The onetime internet darling has fallen in sales and position in the digital ad ecosystem behind Google and Facebook. As part of Verizon, it would be combined with AOL, and with that already established ad sales base, Verizon would look for efficiencies by cutting costs — which one analyst estimated could be as much as 40 percent of Yahoo’s 9,000 employees. “Returning Yahoo’s core business to growth and driving costs out of that business will be among the primary challenges Verizon will have to face in order to retain that position,” Wieser wrote in a research note.
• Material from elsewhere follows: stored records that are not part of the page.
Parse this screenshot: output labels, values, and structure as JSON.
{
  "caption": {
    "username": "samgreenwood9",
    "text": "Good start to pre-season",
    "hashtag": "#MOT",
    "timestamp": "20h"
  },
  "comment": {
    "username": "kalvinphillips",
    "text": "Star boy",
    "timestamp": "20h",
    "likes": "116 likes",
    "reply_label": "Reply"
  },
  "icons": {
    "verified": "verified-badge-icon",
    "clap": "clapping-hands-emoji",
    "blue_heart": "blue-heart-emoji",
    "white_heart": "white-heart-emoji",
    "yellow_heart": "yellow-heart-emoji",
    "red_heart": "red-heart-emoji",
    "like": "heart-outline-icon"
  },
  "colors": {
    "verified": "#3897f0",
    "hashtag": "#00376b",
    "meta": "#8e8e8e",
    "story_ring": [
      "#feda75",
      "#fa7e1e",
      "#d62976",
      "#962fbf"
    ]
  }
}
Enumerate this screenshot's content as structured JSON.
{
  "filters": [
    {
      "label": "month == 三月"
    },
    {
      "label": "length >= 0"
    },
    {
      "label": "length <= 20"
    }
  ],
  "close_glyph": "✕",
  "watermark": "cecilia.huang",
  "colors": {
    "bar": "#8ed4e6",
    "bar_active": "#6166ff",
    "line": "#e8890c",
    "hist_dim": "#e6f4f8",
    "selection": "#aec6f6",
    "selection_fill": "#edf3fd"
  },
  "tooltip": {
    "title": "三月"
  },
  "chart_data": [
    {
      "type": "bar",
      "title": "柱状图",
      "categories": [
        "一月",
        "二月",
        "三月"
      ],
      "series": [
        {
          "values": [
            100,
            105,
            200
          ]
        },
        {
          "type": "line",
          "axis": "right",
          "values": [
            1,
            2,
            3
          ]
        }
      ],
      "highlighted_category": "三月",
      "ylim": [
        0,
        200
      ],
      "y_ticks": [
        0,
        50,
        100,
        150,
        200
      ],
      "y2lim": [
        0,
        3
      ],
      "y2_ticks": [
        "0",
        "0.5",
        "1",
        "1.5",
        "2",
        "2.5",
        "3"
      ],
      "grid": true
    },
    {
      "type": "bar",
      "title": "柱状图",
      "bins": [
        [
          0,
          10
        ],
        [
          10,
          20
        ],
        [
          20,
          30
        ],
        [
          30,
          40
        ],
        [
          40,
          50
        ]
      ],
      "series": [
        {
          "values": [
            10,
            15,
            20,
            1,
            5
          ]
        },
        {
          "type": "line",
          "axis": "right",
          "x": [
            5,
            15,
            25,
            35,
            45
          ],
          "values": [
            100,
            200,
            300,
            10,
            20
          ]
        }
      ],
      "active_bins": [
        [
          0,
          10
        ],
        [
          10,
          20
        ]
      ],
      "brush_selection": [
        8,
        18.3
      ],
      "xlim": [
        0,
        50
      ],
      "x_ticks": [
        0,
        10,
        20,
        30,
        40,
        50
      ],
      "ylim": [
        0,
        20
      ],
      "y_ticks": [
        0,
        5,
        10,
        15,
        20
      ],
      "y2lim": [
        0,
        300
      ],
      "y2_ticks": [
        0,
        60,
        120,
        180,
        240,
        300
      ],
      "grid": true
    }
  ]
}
A big unknown is blogging platform Tumblr, whose value has plummeted under Yahoo, but which could now get the sales expertise it’s lacked under Marissa Mayer.
As Yahoo profiler Nicholas Carlson of Business Insider said on this week’s forthcoming Digiday Podcast, Yahoo is in that stage where it’s no longer in growth mode but there are still profits to be reaped by cutting costs. “He’s an optimizer,” he said of Armstrong. “I think he’ll lean into what Yahoo can do well and maybe just siphon the profits.”
Yahoo’s ad products
Yahoo’s portfolio includes its native ad product Gemini and video ad platform Brightroll, which have been criticized as offering low-quality inventory. “There’s going to be some redundancy in ad tech,” said Paul Verna, eMarketer analyst. “AOL struck me as a good fit with Verizon at the time because Verizon was getting some maybe unsexy but good ad tech technology and some content expertise. Now they’re getting a lot of the same. So it’s not clear there’s a tremendous amount of value for what they’re paying.”